If I were a stick of rock and you’d cut me, many years ago, you’d have found the word Microsoft running through me to the core.
I game on XBOX, I develop software using Microsoft tools and I even used to (foolishly) adopt Microsoft products early.
The Armaitus of today is less of a Microsoft fan-boy or apologist and more of jaded ex-lover.
Whilst I upgraded to Windows 10 at home, for research purposes, I have resisted at work. Which is only a problem when you consider that I’m an IT Manager responsible for an estate of over 50 workstations.
Over the last day or so I have been trying to get a brand new Windows 10 laptop (Lenovo Thinkpad) onto our domain and working.
Thanks to to my decision to upgrade to Windows 10 at home, I was able to easily navigate through the various stages of adding the laptop to our domain. That side of the process was pretty much as you would expect and not really that much different as for Windows 8.
The problems started once I logged in as the domain user that would be accessing the laptop.
Neither the start menu, nor the Edge would start.
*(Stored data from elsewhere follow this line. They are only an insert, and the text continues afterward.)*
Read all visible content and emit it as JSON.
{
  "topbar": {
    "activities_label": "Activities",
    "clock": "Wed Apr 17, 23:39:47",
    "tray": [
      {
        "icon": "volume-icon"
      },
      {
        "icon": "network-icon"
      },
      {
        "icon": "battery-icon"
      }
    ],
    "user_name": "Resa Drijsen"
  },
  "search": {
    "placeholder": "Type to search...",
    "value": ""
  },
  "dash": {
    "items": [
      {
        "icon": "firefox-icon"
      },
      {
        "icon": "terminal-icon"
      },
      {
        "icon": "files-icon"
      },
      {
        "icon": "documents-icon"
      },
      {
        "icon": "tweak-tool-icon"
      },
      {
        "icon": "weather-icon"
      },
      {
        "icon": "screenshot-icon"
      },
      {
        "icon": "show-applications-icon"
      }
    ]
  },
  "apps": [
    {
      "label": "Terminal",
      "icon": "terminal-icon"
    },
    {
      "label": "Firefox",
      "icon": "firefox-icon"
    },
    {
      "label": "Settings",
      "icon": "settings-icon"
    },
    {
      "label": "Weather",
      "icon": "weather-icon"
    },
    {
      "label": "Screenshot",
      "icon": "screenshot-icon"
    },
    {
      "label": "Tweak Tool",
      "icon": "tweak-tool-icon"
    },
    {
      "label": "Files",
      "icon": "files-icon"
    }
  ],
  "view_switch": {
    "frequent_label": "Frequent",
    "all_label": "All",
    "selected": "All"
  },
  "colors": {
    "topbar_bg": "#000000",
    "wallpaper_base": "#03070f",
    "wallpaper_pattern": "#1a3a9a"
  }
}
Cortana remained silent.
A quick Google showed that I was not alone. From early this year to now, hundreds of Windows 10 users were suffering the same issue. Worse, there were a myriad of possible causes and solutions to the problem.
I’m writing this 24 hours later, solution in place and satisfied at a job well done. I’m also pretty annoyed that something so simple hasn’t been fixed by Microsoft yet.
My particular problems weren’t caused by a Group Policy we had in put in place – I’d list the cause as Microsoft not defaulting enough permissions throughout the system.
Microsoft would probably disagree and lay the blame at my not using a Group policy to manage my user’s system access to a granular level.
By ensuring that these permissions were granted on the laptop, the start menu became accessible once again.